NDS has shown how operators can use companion devices to deliver their content to subscribers while keeping up with changes to the operating systems of the growing number of tablets, smartphones and game consoles now available. The company has also given details of a ‘professional content marketplace’ that will provide platforms with a ready supply of virtual linear channels.
The NDS Service Delivery Platform (SDP) provides an open API that acts as an interface between apps on devices, a service provider’s TV platform and social networks or other internet content. The use of a standard web interface enables a potentially limitless number of applications to aid the TV viewing experience that can be shared between operators.
“A number of platform operators are beginning to integrate horizontal devices and the internet,” Jonathan Beavon, director of segment marketing at NDS told Broadband TV News. “As they go down that route they find every integration is a task”. Beavon explained the SDP worked by creating a pool of metadata that would be unique to the individual platform that can then be fed to set-top boxes and companion devices. The platform capitalises on the developer community that has sprung up around devices running the Apple iOS and Google Android. The SDP is compatible with existing TV platforms and STBs and utilizes device SDKs and app stores An alpha program for developers is scheduled to be launched at the end of March.
The platform was warmly welcomed by both customers and non-customers when demonstrated to US, European and Asian operators behind closed doors at the Consumer Electronics Show in January.

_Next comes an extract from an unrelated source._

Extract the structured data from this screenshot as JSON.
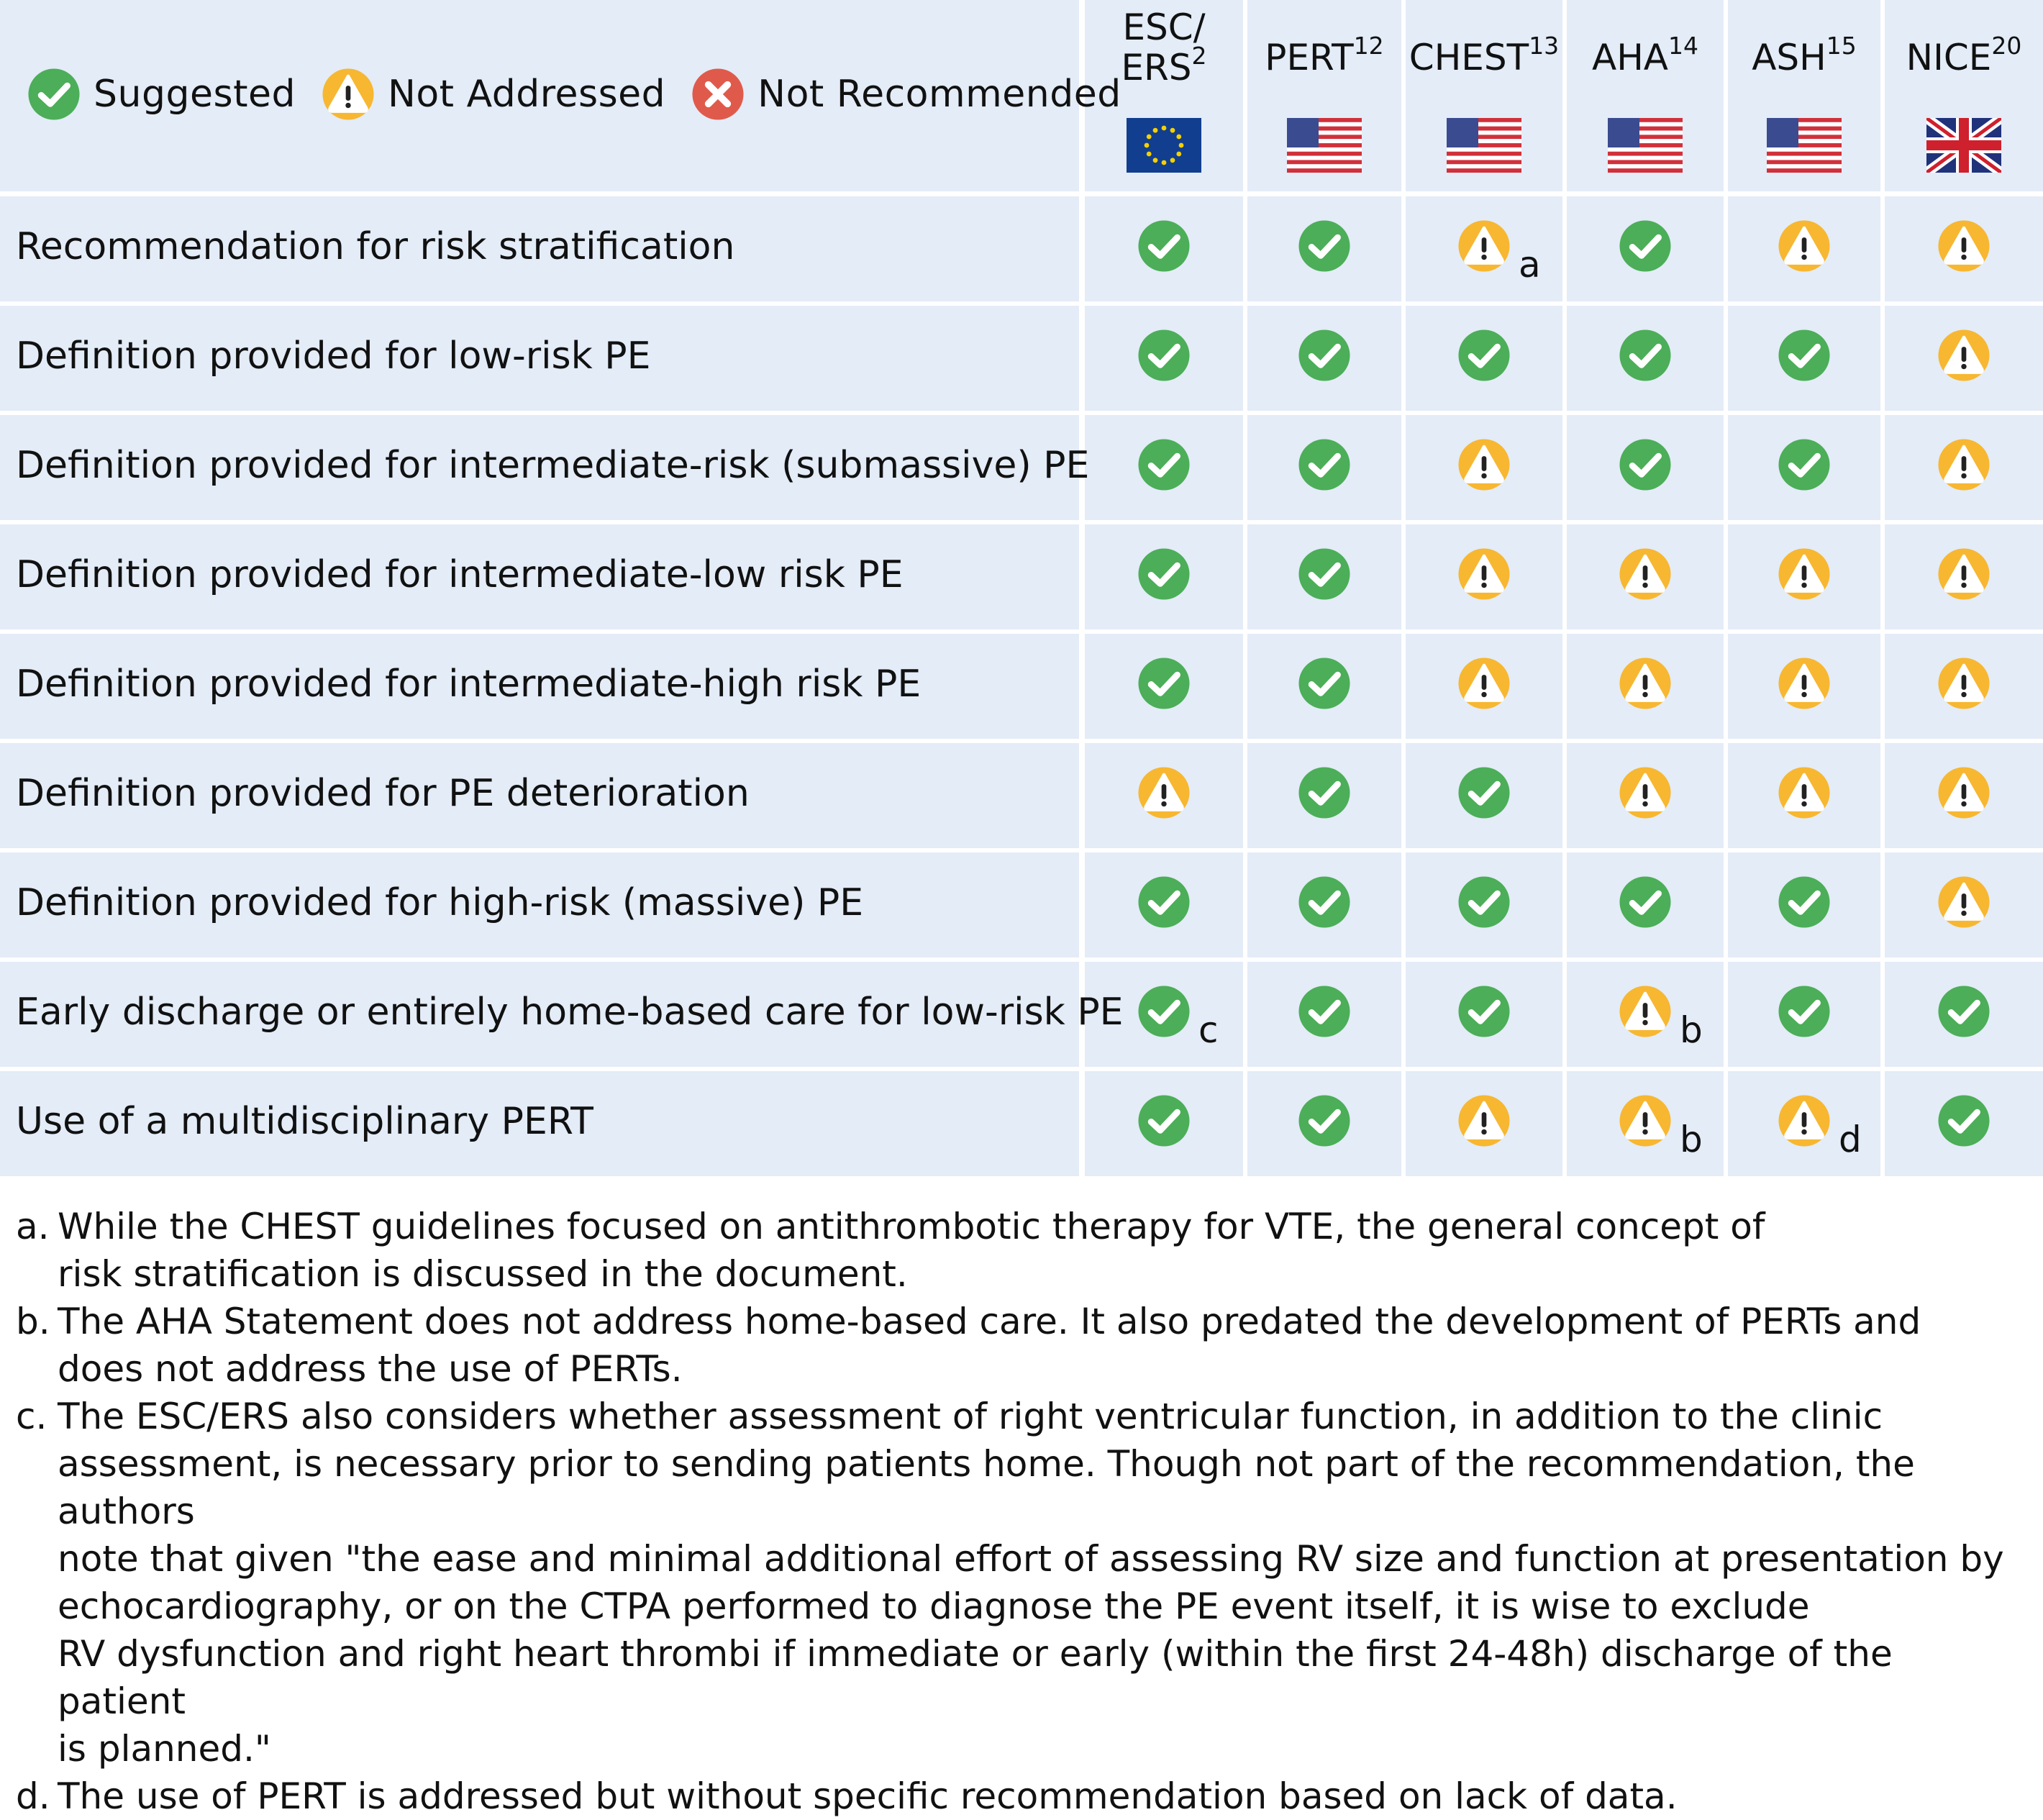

Beavon showed Broadband TV News an application that worked in tandem with an IP-enabled set-top box, bringing up additional information relevant to the on-screen programme, and changing channel if required.
NDS has also launched the Infinite TV Exchange, designed as a global business-to-business content marketplace, feeding special interest channels through over-the-top delivery. Explaining the concept Yoni Hashkes said the exchange would allow everyone from Jamie Oliver to Rolling Stone magazine to build their content into a TV channel. “Big brands such as National Geographic would be able to use this to create ancillary channels.” NDS is providing a hosted service that ingests, builds and schedules the content, adding in commercials, and collecting any subscription fee. “We will pre-integrate our technology making it very easy for the customer to just flick the switch and turn it on,” said Hashkes.
Viewers would be alerted to the existence of a channel through their existing spheres of influence. Hashkes showed how a banner on a website would alert a music fan to the existence of a Rolling Stone channel. The integration is such that the channel could be enabled on the fan’s cable or satellite receiver by mapping the IP address. Participating operators still get to select which channels appear on their system and a simple contract process has been devised. “We want this to be under the control of the operator. We certainly don’t want the platform to be jeopardised by bad content”.
Content owners including National Geographic, KidsCo, Speed, Revision 3, Watch Mojo, Red Bull Media have already committed over 100,000 hours of content to Infinite TV Exchange.